MADD urges update to Massachusetts drunk driving law


BOSTON (WPRI/AP) — As Massachusetts lawmakers are preparing to scrutinize the troubles at the Registry of Motor Vehicles, Mothers Against Drunk Driving (MADD) is calling for updates to the state’s drunk driving laws. 

The Legislature’s Committee on Transportation announced Monday that it is planning to hold an oversight hearing in July to conduct a public examination of what it called “the management, notice and record-keeping issues” at the registry.

The hearing is prompted by a June 21 New Hampshire motorcycle crash that killed seven.

Connecticut officials twice alerted Massachusetts about a drunken driving arrest against the driver in the crash, 23-year-old Volodymyr Zhukovskyy, of West Springfield, but Massachusetts failed to act to suspend his license. Zhukovskyy pleaded not guilty.

More than 800 Massachusetts drivers since had their licenses suspended as officials continue to discover notifications of serious out-of-state driving violations that had not been acted on.

In the wake of the crash, MADD is pushing for an “all-offender interlock bill.”

“We’re looking for it to get passed for all offenders, meaning first-time offenders,” MADD Program Director Mary Kate DePamphilis explained. “Statistics show a first-time offender isn’t a first-time offender. They’ve driven 80 up to 200 times before their arrest.”

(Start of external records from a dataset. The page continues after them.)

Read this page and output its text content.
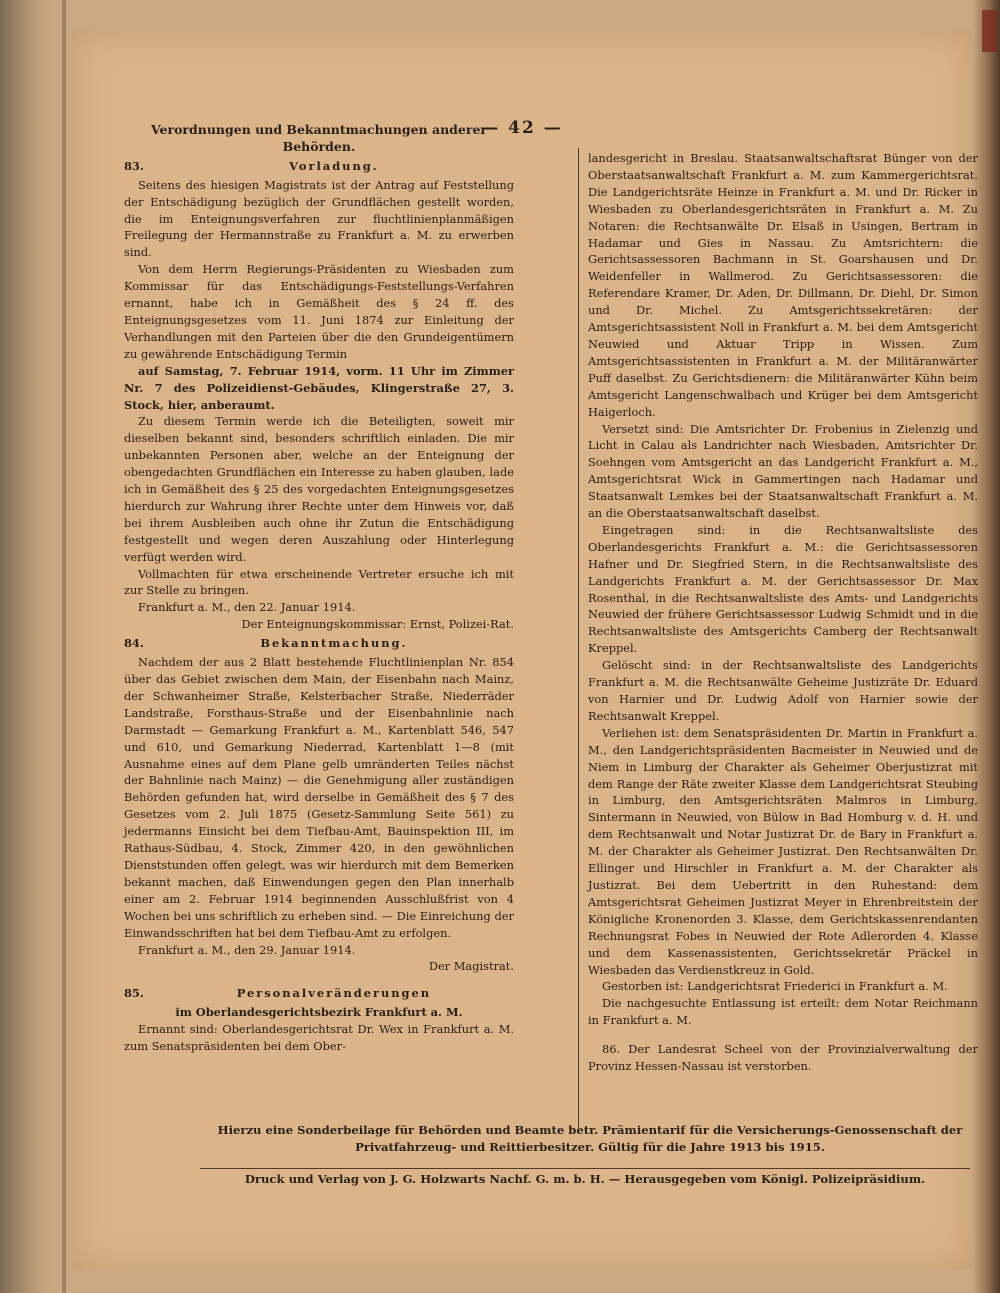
— 42 —
Verordnungen und Bekanntmachungen anderer Behörden.
83.	Vorladung.

Seitens des hiesigen Magistrats ist der Antrag auf Feststellung der Entschädigung bezüglich der Grundflächen gestellt worden, die im Enteignungsverfahren zur fluchtlinienplanmäßigen Freilegung der Hermannstraße zu Frankfurt a. M. zu erwerben sind.

Von dem Herrn Regierungs-Präsidenten zu Wiesbaden zum Kommissar für das Entschädigungs-Feststellungs-Verfahren ernannt, habe ich in Gemäßheit des § 24 ff. des Enteignungsgesetzes vom 11. Juni 1874 zur Einleitung der Verhandlungen mit den Parteien über die den Grundeigentümern zu gewährende Entschädigung Termin

auf Samstag, 7. Februar 1914, vorm. 11 Uhr im Zimmer Nr. 7 des Polizeidienst-Gebäudes, Klingerstraße 27, 3. Stock, hier, anberaumt.

Zu diesem Termin werde ich die Beteiligten, soweit mir dieselben bekannt sind, besonders schriftlich einladen. Die mir unbekannten Personen aber, welche an der Enteignung der obengedachten Grundflächen ein Interesse zu haben glauben, lade ich in Gemäßheit des § 25 des vorgedachten Enteignungsgesetzes hierdurch zur Wahrung ihrer Rechte unter dem Hinweis vor, daß bei ihrem Ausbleiben auch ohne ihr Zutun die Entschädigung festgestellt und wegen deren Auszahlung oder Hinterlegung verfügt werden wird.

Vollmachten für etwa erscheinende Vertreter ersuche ich mit zur Stelle zu bringen.

Frankfurt a. M., den 22. Januar 1914.

Der Enteignungskommissar: Ernst, Polizei-Rat.

84.	Bekanntmachung.

Nachdem der aus 2 Blatt bestehende Fluchtlinienplan Nr. 854 über das Gebiet zwischen dem Main, der Eisenbahn nach Mainz, der Schwanheimer Straße, Kelsterbacher Straße, Niederräder Landstraße, Forsthaus-Straße und der Eisenbahnlinie nach Darmstadt — Gemarkung Frankfurt a. M., Kartenblatt 546, 547 und 610, und Gemarkung Niederrad, Kartenblatt 1—8 (mit Ausnahme eines auf dem Plane gelb umränderten Teiles nächst der Bahnlinie nach Mainz) — die Genehmigung aller zuständigen Behörden gefunden hat, wird derselbe in Gemäßheit des § 7 des Gesetzes vom 2. Juli 1875 (Gesetz-Sammlung Seite 561) zu jedermanns Einsicht bei dem Tiefbau-Amt, Bauinspektion III, im Rathaus-Südbau, 4. Stock, Zimmer 420, in den gewöhnlichen Dienststunden offen gelegt, was wir hierdurch mit dem Bemerken bekannt machen, daß Einwendungen gegen den Plan innerhalb einer am 2. Februar 1914 beginnenden Ausschlußfrist von 4 Wochen bei uns schriftlich zu erheben sind. — Die Einreichung der Einwandsschriften hat bei dem Tiefbau-Amt zu erfolgen.

Frankfurt a. M., den 29. Januar 1914.

Der Magistrat.

85.	Personalveränderungen
im Oberlandesgerichtsbezirk Frankfurt a. M.

Ernannt sind: Oberlandesgerichtsrat Dr. Wex in Frankfurt a. M. zum Senatspräsidenten bei dem Ober-

landesgericht in Breslau. Staatsanwaltschaftsrat Bünger von der Oberstaatsanwaltschaft Frankfurt a. M. zum Kammergerichtsrat. Die Landgerichtsräte Heinze in Frankfurt a. M. und Dr. Ricker in Wiesbaden zu Oberlandesgerichtsräten in Frankfurt a. M. Zu Notaren: die Rechtsanwälte Dr. Elsaß in Usingen, Bertram in Hadamar und Gies in Nassau. Zu Amtsrichtern: die Gerichtsassessoren Bachmann in St. Goarshausen und Dr. Weidenfeller in Wallmerod. Zu Gerichtsassessoren: die Referendare Kramer, Dr. Aden, Dr. Dillmann, Dr. Diehl, Dr. Simon und Dr. Michel. Zu Amtsgerichtssekretären: der Amtsgerichtsassistent Noll in Frankfurt a. M. bei dem Amtsgericht Neuwied und Aktuar Tripp in Wissen. Zum Amtsgerichtsassistenten in Frankfurt a. M. der Militäranwärter Puff daselbst. Zu Gerichtsdienern: die Militäranwärter Kühn beim Amtsgericht Langenschwalbach und Krüger bei dem Amtsgericht Haigerloch.

Versetzt sind: Die Amtsrichter Dr. Frobenius in Zielenzig und Licht in Calau als Landrichter nach Wiesbaden, Amtsrichter Dr. Soehngen vom Amtsgericht an das Landgericht Frankfurt a. M., Amtsgerichtsrat Wick in Gammertingen nach Hadamar und Staatsanwalt Lemkes bei der Staatsanwaltschaft Frankfurt a. M. an die Oberstaatsanwaltschaft daselbst.

Eingetragen sind: in die Rechtsanwaltsliste des Oberlandesgerichts Frankfurt a. M.: die Gerichtsassessoren Hafner und Dr. Siegfried Stern, in die Rechtsanwaltsliste des Landgerichts Frankfurt a. M. der Gerichtsassessor Dr. Max Rosenthal, in die Rechtsanwaltsliste des Amts- und Landgerichts Neuwied der frühere Gerichtsassessor Ludwig Schmidt und in die Rechtsanwaltsliste des Amtsgerichts Camberg der Rechtsanwalt Kreppel.

Gelöscht sind: in der Rechtsanwaltsliste des Landgerichts Frankfurt a. M. die Rechtsanwälte Geheime Justizräte Dr. Eduard von Harnier und Dr. Ludwig Adolf von Harnier sowie der Rechtsanwalt Kreppel.

Verliehen ist: dem Senatspräsidenten Dr. Martin in Frankfurt a. M., den Landgerichtspräsidenten Bacmeister in Neuwied und de Niem in Limburg der Charakter als Geheimer Oberjustizrat mit dem Range der Räte zweiter Klasse dem Landgerichtsrat Steubing in Limburg, den Amtsgerichtsräten Malmros in Limburg, Sintermann in Neuwied, von Bülow in Bad Homburg v. d. H. und dem Rechtsanwalt und Notar Justizrat Dr. de Bary in Frankfurt a. M. der Charakter als Geheimer Justizrat. Den Rechtsanwälten Dr. Ellinger und Hirschler in Frankfurt a. M. der Charakter als Justizrat. Bei dem Uebertritt in den Ruhestand: dem Amtsgerichtsrat Geheimen Justizrat Meyer in Ehrenbreitstein der Königliche Kronenorden 3. Klasse, dem Gerichtskassenrendanten Rechnungsrat Fobes in Neuwied der Rote Adlerorden 4. Klasse und dem Kassenassistenten, Gerichtssekretär Präckel in Wiesbaden das Verdienstkreuz in Gold.

Gestorben ist: Landgerichtsrat Friederici in Frankfurt a. M.

Die nachgesuchte Entlassung ist erteilt: dem Notar Reichmann in Frankfurt a. M.

86. Der Landesrat Scheel von der Provinzialverwaltung der Provinz Hessen-Nassau ist verstorben.

Hierzu eine Sonderbeilage für Behörden und Beamte betr. Prämientarif für die Versicherungs-Genossenschaft der Privatfahrzeug- und Reittierbesitzer. Gültig für die Jahre 1913 bis 1915.
Druck und Verlag von J. G. Holzwarts Nachf. G. m. b. H. — Herausgegeben vom Königl. Polizeipräsidium.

DePamphilis said Massachusetts is the only state in the nation that doesn’t allow for in-car breathalyzers for first-time drunk driving offenders. She told Eyewitness News Tuesday night that MADD has pushed for a change regarding that for the past 11 years.

“There’s no excuse to not be up-to-date with the systems and to not be sharing updated information. Obviously, as this crash showed, it’s vital,” she said. “Seven lives were lost in New Hampshire and it shouldn’t have happened.”

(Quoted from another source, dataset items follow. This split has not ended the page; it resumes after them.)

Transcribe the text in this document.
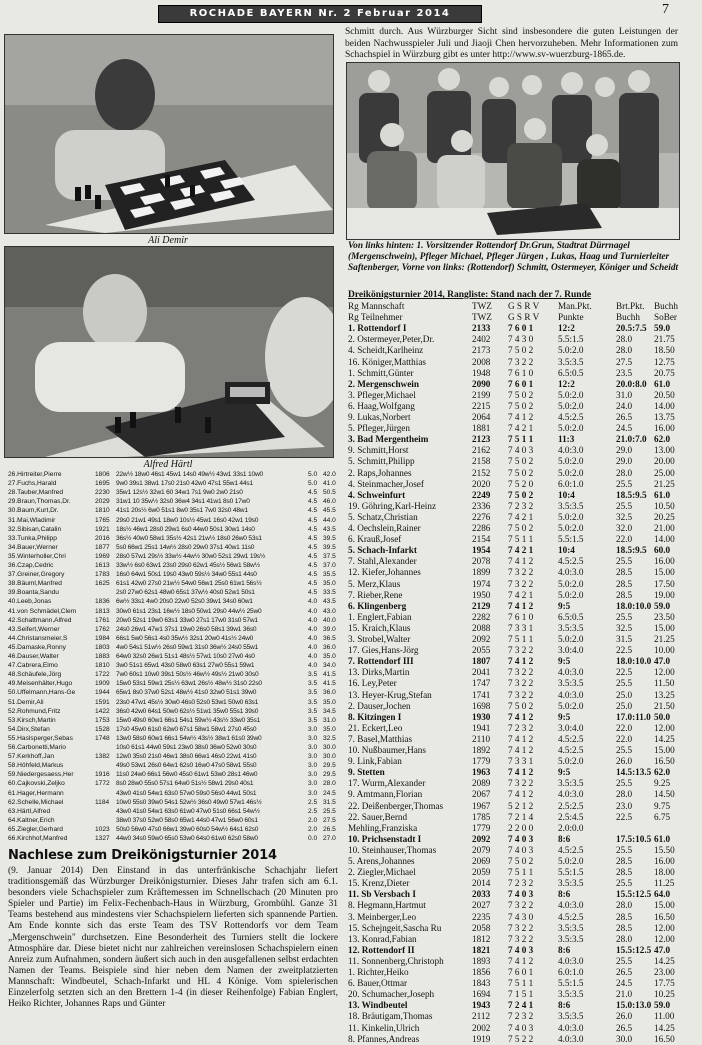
ROCHADE BAYERN Nr. 2 Februar 2014	7
Ali Demir
Alfred Härtl
Schmitt durch. Aus Würzburger Sicht sind insbesondere die guten Leistungen der beiden Nachwusspieler Juli und Jiaoji Chen hervorzuheben. Mehr Informationen zum Schachspiel in Würzburg gibt es unter http://www.sv-wuerzburg-1865.de.
Von links hinten: 1. Vorsitzender Rottendorf Dr.Grun, Stadtrat Dürrnagel (Mergenschwein), Pfleger Michael, Pfleger Jürgen , Lukas, Haag und Turnierleiter Saftenberger, Vorne von links: (Rottendorf) Schmitt, Ostermeyer, Königer und Scheidt
Dreikönigsturnier 2014, Rangliste: Stand nach der 7. Runde
Rg Mannschaft	TWZ G S R V Man.Pkt.	Brt.Pkt. Buchh
Rg Teilnehmer	TWZ G S R V Punkte	Buchh SoBer
1. Rottendorf I	2133 7 6 0 1	12:2	20.5:7.5 59.0
2. Ostermeyer,Peter,Dr.	2402 7 4 3 0	5.5:1.5	28.0 21.75
4. Scheidt,Karlheinz	2173 7 5 0 2	5.0:2.0	28.0 18.50
16. Königer,Matthias	2008 7 3 2 2	3.5:3.5	27.5 12.75
1. Schmitt,Günter	1948 7 6 1 0	6.5:0.5	23.5 20.75
2. Mergenschwein	2090 7 6 0 1	12:2	20.0:8.0 61.0
3. Pfleger,Michael	2199 7 5 0 2	5.0:2.0	31.0 20.50
6. Haag,Wolfgang	2215 7 5 0 2	5.0:2.0	24.0 14.00
9. Lukas,Norbert	2064 7 4 1 2	4.5:2.5	26.5 13.75
5. Pfleger,Jürgen	1881 7 4 2 1	5.0:2.0	24.5 16.00
3. Bad Mergentheim	2123 7 5 1 1	11:3	21.0:7.0 62.0
9. Schmitt,Horst	2162 7 4 0 3	4.0:3.0	29.0 13.00
5. Schmitt,Philipp	2158 7 5 0 2	5.0:2.0	29.0 20.00
2. Raps,Johannes	2152 7 5 0 2	5.0:2.0	28.0 25.00
4. Steinmacher,Josef	2020 7 5 2 0	6.0:1.0	25.5 21.25
4. Schweinfurt	2249 7 5 0 2	10:4	18.5:9.5 61.0
19. Göhring,Karl-Heinz	2336 7 2 3 2	3.5:3.5	25.5 10.50
5. Schatz,Christian	2276 7 4 2 1	5.0:2.0	32.5 20.25
4. Oechslein,Rainer	2286 7 5 0 2	5.0:2.0	32.0 21.00
6. Krauß,Josef	2154 7 5 1 1	5.5:1.5	22.0 14.00
5. Schach-Infarkt	1954 7 4 2 1	10:4	18.5:9.5 60.0
7. Stahl,Alexander	2078 7 4 1 2	4.5:2.5	25.5 16.00
12. Kiefer,Johannes	1899 7 3 2 2	4.0:3.0	28.5 15.00
5. Merz,Klaus	1974 7 3 2 2	5.0:2.0	28.5 17.50
7. Rieber,Rene	1950 7 4 2 1	5.0:2.0	28.5 19.00
6. Klingenberg	2129 7 4 1 2	9:5	18.0:10.0 59.0
1. Englert,Fabian	2282 7 6 1 0	6.5:0.5	25.5 23.50
15. Kraich,Klaus	2088 7 3 3 1	3.5:3.5	32.5 15.00
3. Strobel,Walter	2092 7 5 1 1	5.0:2.0	31.5 21.25
17. Gies,Hans-Jörg	2055 7 3 2 2	3.0:4.0	22.5 10.00
7. Rottendorf III	1807 7 4 1 2	9:5	18.0:10.0 47.0
13. Dirks,Martin	2041 7 3 2 2	4.0:3.0	22.5 12.00
16. Ley,Peter	1747 7 3 2 2	3.5:3.5	25.5 11.50
13. Heyer-Krug,Stefan	1741 7 3 2 2	4.0:3.0	25.0 13.25
2. Dauser,Jochen	1698 7 5 0 2	5.0:2.0	25.0 21.50
8. Kitzingen I	1930 7 4 1 2	9:5	17.0:11.0 50.0
21. Eckert,Leo	1941 7 2 3 2	3.0:4.0	22.0 12.00
7. Basel,Matthias	2110 7 4 1 2	4.5:2.5	22.0 14.25
10. Nußbaumer,Hans	1892 7 4 1 2	4.5:2.5	25.5 15.00
9. Link,Fabian	1779 7 3 3 1	5.0:2.0	26.0 16.50
9. Stetten	1963 7 4 1 2	9:5	14.5:13.5 62.0
17. Wurm,Alexander	2089 7 3 2 2	3.5:3.5	25.5 9.25
9. Amtmann,Florian	2067 7 4 1 2	4.0:3.0	28.0 14.50
22. Deißenberger,Thomas	1967 5 2 1 2	2.5:2.5	23.0 9.75
22. Sauer,Bernd	1785 7 2 1 4	2.5:4.5	22.5 6.75
Mehling,Franziska	1779 2 2 0 0	2.0:0.0
10. Prichsenstadt I	2092 7 4 0 3	8:6	17.5:10.5 61.0
10. Steinhauser,Thomas	2079 7 4 0 3	4.5:2.5	25.5 15.50
5. Arens,Johannes	2069 7 5 0 2	5.0:2.0	28.5 16.00
2. Ziegler,Michael	2059 7 5 1 1	5.5:1.5	28.5 18.00
15. Krenz,Dieter	2014 7 2 3 2	3.5:3.5	25.5 11.25
11. Sb Versbach I	2033 7 4 0 3	8:6	15.5:12.5 64.0
8. Hegmann,Hartmut	2027 7 3 2 2	4.0:3.0	28.0 15.00
3. Meinberger,Leo	2235 7 4 3 0	4.5:2.5	28.5 16.50
15. Schejngeit,Sascha Ru	2058 7 3 2 2	3.5:3.5	28.5 12.00
13. Konrad,Fabian	1812 7 3 2 2	3.5:3.5	28.0 12.00
12. Rottendorf II	1821 7 4 0 3	8:6	15.5:12.5 47.0
11. Sonnenberg,Christoph	1893 7 4 1 2	4.0:3.0	25.5 14.25
1. Richter,Heiko	1856 7 6 0 1	6.0:1.0	26.5 23.00
6. Bauer,Ottmar	1843 7 5 1 1	5.5:1.5	24.5 17.75
20. Schumacher,Joseph	1694 7 1 5 1	3.5:3.5	21.0 10.25
13. Windbeutel	1943 7 2 4 1	8:6	15.0:13.0 59.0
18. Bräutigam,Thomas	2112 7 2 3 2	3.5:3.5	26.0 11.00
11. Kinkelin,Ulrich	2002 7 4 0 3	4.0:3.0	26.5 14.25
8. Pfannes,Andreas	1919 7 5 2 2	4.0:3.0	30.0 16.50
26.Hirtreiter,Pierre	1806 22w½ 18w0 46s1 45w1 14s0 49w½ 43w1 33s1 10w0	5.0 42.0
27.Fuchs,Harald	1695 9w0 39s1 38w1 17s0 21s0 42w0 47s1 55w1 44s1	5.0 41.0
28.Tauber,Manfred	2230 35w1 12s½ 32w1 60 34w1 7s1 9w0 2w0 21s0	4.5 50.5
29.Braun,Thomas,Dr.	2029 31w1 10 35w½ 32s0 36w4 34s1 41w1 8s0 17w0	4.5 46.0
30.Baum,Kurt,Dr.	1810 41s1 20s½ 6w0 51s1 8w0 35s1 7w0 32s0 48w1	4.5 45.5
31.Mai,Wladimir	1765 29s0 21w1 49s1 18w0 10s½ 45w1 16s0 42w1 19s0	4.5 44.0
32.Sibisan,Catalin	1921 18s½ 46w1 28s0 29w1 6s0 44w0 50s1 30w1 14s0	4.5 43.5
33.Tunka,Philipp	2016 36s½ 40w0 58w1 35s½ 42s1 21w½ 18s0 26w0 53s1	4.5 39.5
34.Bauer,Werner	1877 5s0 66w1 25s1 14w½ 28s0 29w0 37s1 40w1 11s0	4.5 39.5
35.Winterholler,Chri	1969 28s0 57w1 29s½ 33w½ 44w½ 30w0 52s1 29w1 19s½	4.5 37.5
36.Czap,Cedric	1613 33w½ 6s0 63w1 23s0 29s0 62w1 45s½ 56w1 58w½	4.5 37.0
37.Greiner,Gregory	1783 16s0 64w1 50s1 19s0 43w0 59s½ 34w0 55s1 44s0	4.5 35.5
38.Bäuml,Manfred	1625 61s1 42w0 27s0 21w½ 54w0 56w1 25s0 61w1 56s½	4.5 35.0
39.Boanta,Sandu	2s0 27w0 62s1 48w0 65s1 37w½ 40s0 52w1 50s1	4.5 33.5
40.Leeb,Jonas	1836 6w½ 33s1 4w0 20s0 22w0 52s0 39w1 34s0 60w1	4.0 43.5
41.von Schmädel,Clem	1813 30w0 61s1 23s1 16w½ 18s0 50w1 29s0 44w½ 25w0	4.0 43.0
42.Schattmann,Alfred	1761 20w0 52s1 19w0 63s1 33w0 27s1 17w0 31s0 57w1	4.0 40.0
43.Seifert,Werner	1762 24s0 26w1 47w1 37s1 19w0 26s0 58s1 39w1 36s0	4.0 39.0
44.Christansmeier,S	1984 66s1 5w0 56s1 4s0 35w½ 32s1 20w0 41s½ 24w0	4.0 36.5
45.Damaske,Ronny	1803 4w0 54s1 51w½ 26s0 59w1 31s0 36w½ 24s0 55w1	4.0 36.0
46.Dauser,Walter	1883 64w0 32s0 26w1 51s1 48s½ 57w1 10s0 27w0 4s0	4.0 35.0
47.Cabrera,Elmo	1810 3w0 51s1 65w1 43s0 58w0 63s1 27w0 55s1 59w1	4.0 34.0
48.Schäufele,Jörg	1722 7w0 60s1 10w0 39s1 50s½ 46w½ 49s½ 21w0 30s0	3.5 41.5
49.Meisenhälter,Hugo	1909 15w0 53s1 59w1 25s½ 63w1 26s½ 48w½ 31s0 22s0	3.5 41.5
50.Uffelmann,Hans-Ge	1944 65w1 8s0 37w0 52s1 48w½ 41s0 32w0 51s1 39w0	3.5 36.0
51.Demir,Ali	1591 23s0 47w1 45s½ 30w0 46s0 52s0 53w1 50w0 63s1	3.5 35.0
52.Rohmund,Fritz	1422 36s0 42w0 64s1 50w0 62s½ 51w1 35w0 55s1 39s0	3.5 34.5
53.Kirsch,Martin	1753 15w0 49s0 60w1 66s1 54s1 59w½ 43s½ 33w0 35s1	3.5 31.0
54.Dirx,Stefan	1528 17s0 45w0 61s0 62w0 67s1 58w1 58w1 27s0 45s0	3.0 35.0
55.Haslsperger,Sebas	1748 13w0 58s0 60w1 66s1 54w½ 43s½ 38w1 61s0 39w0	3.0 32.5
56.Carbonetti,Mario	10s0 61s1 44w0 59s1 23w0 38s0 36w0 52w0 30s0	3.0 30.0
57.Kerkhoff,Jan	1382 12w0 35s0 21s0 46w1 38s0 66w1 46s0 22w1 41s0	3.0 30.0
58.Höhfeld,Markus	49s0 53w1 26s0 64w1 62s0 16w0 47s0 58w1 55s0	3.0 29.5
59.Niedergesaess,Her	1916 11s0 24w0 66s1 56w0 45s0 61w1 53w0 28s1 46w0	3.0 29.5
60.Cajkovski,Zeljko	1772 8s0 28w0 55s0 57s1 64w0 51s½ 58w1 29s0 40s1	3.0 28.0
61.Hager,Hermann	43w0 41s0 54w1 63s0 57w0 59s0 56s0 44w1 50s1	3.0 24.5
62.Schelle,Michael	1184 10w0 55s0 39w0 54s1 52w½ 36s0 49w0 57w1 46s½	2.5 31.5
63.Härtl,Alfred	43w0 41s0 54w1 63s0 61w0 47w0 51s0 66s1 54w½	2.5 25.5
64.Kaltner,Erich	38w0 37s0 52w0 58s0 65w1 44s0 47w1 56w0 60s1	2.0 27.5
65.Ziegler,Gerhard	1023 50s0 56w0 47s0 66w1 39w0 60s0 54w½ 64s1 62s0	2.0 26.5
66.Kirchhof,Manfred	1327 44w0 34s0 59w0 65s0 53w0 64s0 61w0 62s0 58w0	0.0 27.0
Nachlese zum Dreikönigsturnier 2014
(9. Januar 2014) Den Einstand in das unterfränkische Schachjahr liefert traditionsgemäß das Würzburger Dreikönigsturnier. Dieses Jahr trafen sich am 6.1. besonders viele Schachspieler zum Kräftemessen im Schnellschach (20 Minuten pro Spieler und Partie) im Felix-Fechenbach-Haus in Würzburg, Grombühl. Ganze 31 Teams bestehend aus mindestens vier Schachspielern lieferten sich spannende Partien. Am Ende konnte sich das erste Team des TSV Rottendorfs vor dem Team „Mergenschwein" durchsetzen. Eine Besonderheit des Turniers stellt die lockere Atmosphäre dar. Diese bietet nicht nur zahlreichen vereinslosen Schachspielern einen Anreiz zum Aufnahmen, sondern äußert sich auch in den ausgefallenen selbst erdachten Namen der Teams. Beispiele sind hier neben dem Namen der zweitplatzierten Mannschaft: Windbeutel, Schach-Infarkt und HL 4 Könige. Vom spielerischen Einzelerfolg setzten sich an den Brettern 1-4 (in dieser Reihenfolge) Fabian Englert, Heiko Richter, Johannes Raps und Günter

Though the legislative session has wrapped for the summer, DePamphilis said the crash has heightened MADD’s call for change. While the interlock bill has been introduced in Massachusetts before, she said now is the time to get it passed.

“I just hope that this is a wake-up call for the legislators and that these people have not lost their lives in vain,” she said.

DePamphilis said the national president of MADD is flying to Boston at the end of the month to meet with lawmakers. She’s hoping to get a hearing on the interlock bill this fall and says Governor Charlie Baker is on board with it.